Questo ruolo di bilanciamento è una delle ragioni per cui l’idroelettrico è considerato una tecnologia decisiva nella nuova architettura energetica. Nell’impianto di Dossi a Valbondione in provincia di Bergamo, , un sistema BESS (Battery Energy Storage System), Enel ha avviato il progetto di innovazione “BESS4HYDRO”, che entrerà in pieno esercizio nella primavera del 2026 e che prevede, per la prima volta in Europa, l’esercizio integrato di una batteria a litio in un impianto idroelettrico. Grazie alla maggiore flessibilità, l’impianto potrà svolgere anche servizi di rete che di norma vengono forniti da impianti a gas: diminuirà così il ricorso alle fonti fossili e aumenterà quindi la sostenibilità ambientale dell’intera operazione.
Accanto all’aspetto tecnico, c’è un altro valore: l’impatto positivo sui territori.
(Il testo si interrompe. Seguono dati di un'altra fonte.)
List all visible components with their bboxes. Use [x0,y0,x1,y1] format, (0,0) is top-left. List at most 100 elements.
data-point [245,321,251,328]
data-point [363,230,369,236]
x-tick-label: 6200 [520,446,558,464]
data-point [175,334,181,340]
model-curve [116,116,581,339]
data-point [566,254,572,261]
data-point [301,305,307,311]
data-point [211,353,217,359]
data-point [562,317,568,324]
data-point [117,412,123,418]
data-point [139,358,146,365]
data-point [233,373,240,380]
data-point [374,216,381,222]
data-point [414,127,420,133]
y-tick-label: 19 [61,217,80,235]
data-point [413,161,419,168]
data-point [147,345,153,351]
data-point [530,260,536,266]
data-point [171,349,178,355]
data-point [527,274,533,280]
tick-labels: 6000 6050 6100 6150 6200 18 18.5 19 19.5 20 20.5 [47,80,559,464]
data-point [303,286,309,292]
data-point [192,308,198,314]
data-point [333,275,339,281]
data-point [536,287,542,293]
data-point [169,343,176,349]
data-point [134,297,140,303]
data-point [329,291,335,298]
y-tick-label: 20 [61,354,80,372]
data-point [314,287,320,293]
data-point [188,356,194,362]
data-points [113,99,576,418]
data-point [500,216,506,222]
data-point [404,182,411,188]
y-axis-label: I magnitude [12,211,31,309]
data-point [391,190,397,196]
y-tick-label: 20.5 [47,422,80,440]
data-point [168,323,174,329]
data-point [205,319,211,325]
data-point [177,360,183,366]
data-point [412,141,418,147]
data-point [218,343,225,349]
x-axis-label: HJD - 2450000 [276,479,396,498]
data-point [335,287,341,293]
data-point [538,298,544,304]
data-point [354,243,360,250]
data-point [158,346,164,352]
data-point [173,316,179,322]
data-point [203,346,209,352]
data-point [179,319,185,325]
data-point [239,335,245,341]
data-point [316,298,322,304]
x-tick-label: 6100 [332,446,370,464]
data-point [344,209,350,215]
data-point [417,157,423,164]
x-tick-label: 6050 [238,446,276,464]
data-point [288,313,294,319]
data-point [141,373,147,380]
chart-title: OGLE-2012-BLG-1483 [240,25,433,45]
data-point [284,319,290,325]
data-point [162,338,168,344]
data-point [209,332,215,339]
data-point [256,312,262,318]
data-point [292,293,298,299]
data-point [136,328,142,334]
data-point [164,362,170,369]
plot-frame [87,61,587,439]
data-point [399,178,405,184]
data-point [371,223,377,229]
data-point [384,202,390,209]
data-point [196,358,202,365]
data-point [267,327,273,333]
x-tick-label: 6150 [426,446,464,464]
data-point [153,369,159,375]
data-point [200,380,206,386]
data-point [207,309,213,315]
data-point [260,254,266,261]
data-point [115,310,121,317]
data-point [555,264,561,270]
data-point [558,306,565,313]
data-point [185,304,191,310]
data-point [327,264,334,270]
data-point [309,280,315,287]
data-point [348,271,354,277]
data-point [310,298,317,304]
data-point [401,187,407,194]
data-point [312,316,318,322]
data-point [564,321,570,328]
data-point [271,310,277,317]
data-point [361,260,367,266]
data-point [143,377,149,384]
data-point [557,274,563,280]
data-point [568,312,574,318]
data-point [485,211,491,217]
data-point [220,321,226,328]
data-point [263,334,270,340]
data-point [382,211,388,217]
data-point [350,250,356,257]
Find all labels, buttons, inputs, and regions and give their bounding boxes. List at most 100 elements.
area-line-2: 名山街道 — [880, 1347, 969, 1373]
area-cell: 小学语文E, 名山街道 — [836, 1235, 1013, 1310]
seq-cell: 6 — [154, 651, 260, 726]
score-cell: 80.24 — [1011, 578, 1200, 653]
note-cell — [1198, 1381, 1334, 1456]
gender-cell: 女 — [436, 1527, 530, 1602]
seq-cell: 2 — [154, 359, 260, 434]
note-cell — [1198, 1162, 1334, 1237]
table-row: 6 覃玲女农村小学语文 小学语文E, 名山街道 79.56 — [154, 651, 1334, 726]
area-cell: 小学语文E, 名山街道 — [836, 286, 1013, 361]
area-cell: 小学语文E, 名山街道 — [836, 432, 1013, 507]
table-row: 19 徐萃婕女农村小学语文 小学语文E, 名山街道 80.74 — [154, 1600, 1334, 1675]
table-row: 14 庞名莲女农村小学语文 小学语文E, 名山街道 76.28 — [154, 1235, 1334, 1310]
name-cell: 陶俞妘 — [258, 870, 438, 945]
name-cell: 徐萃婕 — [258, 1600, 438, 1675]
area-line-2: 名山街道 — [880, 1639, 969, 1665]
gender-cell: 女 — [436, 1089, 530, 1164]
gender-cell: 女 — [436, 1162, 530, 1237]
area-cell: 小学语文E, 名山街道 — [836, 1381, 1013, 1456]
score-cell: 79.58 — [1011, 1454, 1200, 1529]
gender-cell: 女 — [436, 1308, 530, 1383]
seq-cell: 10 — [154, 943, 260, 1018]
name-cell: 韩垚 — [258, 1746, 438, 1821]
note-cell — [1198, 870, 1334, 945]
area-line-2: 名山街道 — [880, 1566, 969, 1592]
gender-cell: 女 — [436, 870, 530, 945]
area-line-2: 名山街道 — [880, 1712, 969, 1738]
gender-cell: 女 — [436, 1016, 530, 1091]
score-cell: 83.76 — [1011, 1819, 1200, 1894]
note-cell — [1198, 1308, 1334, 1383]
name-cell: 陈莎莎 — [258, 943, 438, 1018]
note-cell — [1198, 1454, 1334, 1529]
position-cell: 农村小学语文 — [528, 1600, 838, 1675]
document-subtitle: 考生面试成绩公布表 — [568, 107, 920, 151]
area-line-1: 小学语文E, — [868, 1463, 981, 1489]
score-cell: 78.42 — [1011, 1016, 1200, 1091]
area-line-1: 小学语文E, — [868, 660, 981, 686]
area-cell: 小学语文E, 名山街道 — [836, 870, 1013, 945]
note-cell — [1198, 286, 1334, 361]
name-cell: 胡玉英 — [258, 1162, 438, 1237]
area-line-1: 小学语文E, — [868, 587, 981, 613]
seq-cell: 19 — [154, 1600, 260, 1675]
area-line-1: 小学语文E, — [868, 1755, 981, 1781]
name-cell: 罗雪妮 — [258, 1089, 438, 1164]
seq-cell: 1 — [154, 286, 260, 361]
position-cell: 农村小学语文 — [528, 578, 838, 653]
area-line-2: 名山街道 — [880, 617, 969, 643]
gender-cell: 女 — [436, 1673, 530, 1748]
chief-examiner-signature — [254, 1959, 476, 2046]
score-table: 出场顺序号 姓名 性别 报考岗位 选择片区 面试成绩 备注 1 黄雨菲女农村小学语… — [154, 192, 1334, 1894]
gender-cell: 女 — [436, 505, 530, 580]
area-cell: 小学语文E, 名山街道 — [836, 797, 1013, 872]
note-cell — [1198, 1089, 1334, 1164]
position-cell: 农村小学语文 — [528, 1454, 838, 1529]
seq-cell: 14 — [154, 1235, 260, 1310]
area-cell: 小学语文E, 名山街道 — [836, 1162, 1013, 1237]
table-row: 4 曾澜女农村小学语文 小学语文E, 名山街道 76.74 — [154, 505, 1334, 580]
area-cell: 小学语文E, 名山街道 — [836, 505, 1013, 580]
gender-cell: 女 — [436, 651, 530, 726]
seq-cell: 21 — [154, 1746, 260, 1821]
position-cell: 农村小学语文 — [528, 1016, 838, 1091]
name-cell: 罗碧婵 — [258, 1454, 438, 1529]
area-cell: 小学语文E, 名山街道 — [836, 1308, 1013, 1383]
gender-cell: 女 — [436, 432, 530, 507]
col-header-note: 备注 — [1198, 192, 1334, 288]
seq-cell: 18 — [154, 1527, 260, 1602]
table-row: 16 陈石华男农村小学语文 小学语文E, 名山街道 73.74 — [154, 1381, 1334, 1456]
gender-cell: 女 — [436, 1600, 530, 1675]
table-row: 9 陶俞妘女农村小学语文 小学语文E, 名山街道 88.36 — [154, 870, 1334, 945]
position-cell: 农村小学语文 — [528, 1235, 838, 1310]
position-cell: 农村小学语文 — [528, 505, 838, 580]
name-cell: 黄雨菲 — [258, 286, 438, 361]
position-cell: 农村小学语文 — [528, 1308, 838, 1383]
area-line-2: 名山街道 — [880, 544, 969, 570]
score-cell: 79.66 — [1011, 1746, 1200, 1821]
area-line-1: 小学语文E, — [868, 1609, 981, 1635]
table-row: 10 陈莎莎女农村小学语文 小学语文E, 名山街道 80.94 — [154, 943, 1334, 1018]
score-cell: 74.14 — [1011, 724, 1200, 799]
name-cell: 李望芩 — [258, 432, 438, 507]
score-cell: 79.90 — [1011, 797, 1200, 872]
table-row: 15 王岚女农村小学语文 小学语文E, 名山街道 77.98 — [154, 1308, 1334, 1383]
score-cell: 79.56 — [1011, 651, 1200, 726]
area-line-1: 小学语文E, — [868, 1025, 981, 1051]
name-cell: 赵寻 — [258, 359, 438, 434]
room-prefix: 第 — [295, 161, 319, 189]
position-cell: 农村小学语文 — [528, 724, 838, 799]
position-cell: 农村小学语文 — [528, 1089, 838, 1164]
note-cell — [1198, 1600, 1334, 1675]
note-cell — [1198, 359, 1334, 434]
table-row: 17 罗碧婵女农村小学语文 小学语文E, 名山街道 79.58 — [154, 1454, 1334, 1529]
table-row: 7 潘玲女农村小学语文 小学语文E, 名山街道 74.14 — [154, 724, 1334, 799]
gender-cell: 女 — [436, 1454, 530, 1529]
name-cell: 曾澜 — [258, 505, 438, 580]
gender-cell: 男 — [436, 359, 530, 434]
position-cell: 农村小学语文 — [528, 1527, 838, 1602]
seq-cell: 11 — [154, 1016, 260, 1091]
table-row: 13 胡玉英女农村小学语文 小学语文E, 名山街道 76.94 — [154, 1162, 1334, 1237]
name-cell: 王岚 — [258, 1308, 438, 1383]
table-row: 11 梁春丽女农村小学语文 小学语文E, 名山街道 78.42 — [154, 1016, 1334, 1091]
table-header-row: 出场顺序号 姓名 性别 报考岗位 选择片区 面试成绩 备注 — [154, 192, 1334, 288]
Le grandi opere idroelettriche gestite da Enel hanno creato bacini artificiali che, oltre alla funzione energetica, hanno generato nuove opportunità per molte comunità. Turismo naturalistico, attività escursionistiche, pesca sportiva: gli invasi costruiti per la produzione elettrica si sono trasformati nel tempo in luoghi di valorizzazione paesaggistica ed economica, integrando il binomio energia-ambiente.
L’innovazione gioca un ruolo sempre più centrale. L’esperienza dell’impianto di Venaus, dove Enel ha integrato sulla vasca di scarico della centrale idroelettrica un sistema fotovoltaico galleggiante, dimostra come la combinazione tra diverse tecnologie possa aumentare la produzione rinnovabile senza consumare nuovo suolo. Allo stesso tempo, Enel investe in soluzioni che rendano gli impianti più sostenibili, efficienti e resilienti, puntando su manutenzione avanzata e modernizzazione delle strutture.
In un’epoca in cui la sicurezza energetica, la resilienza delle infrastrutture e la decarbonizzazione sono priorità globali, l’idroelettrico gestito da Enel dimostra di essere una tecnologia solida che guarda al futuro. Grazie alla sua capacità di produrre energia pulita, regolare i flussi idrici e stabilizzare la rete, continuerà ad accompagnare il percorso di transizione energetica, contribuendo in modo concreto agli obiettivi climatici dell’Italia e dell’Europa.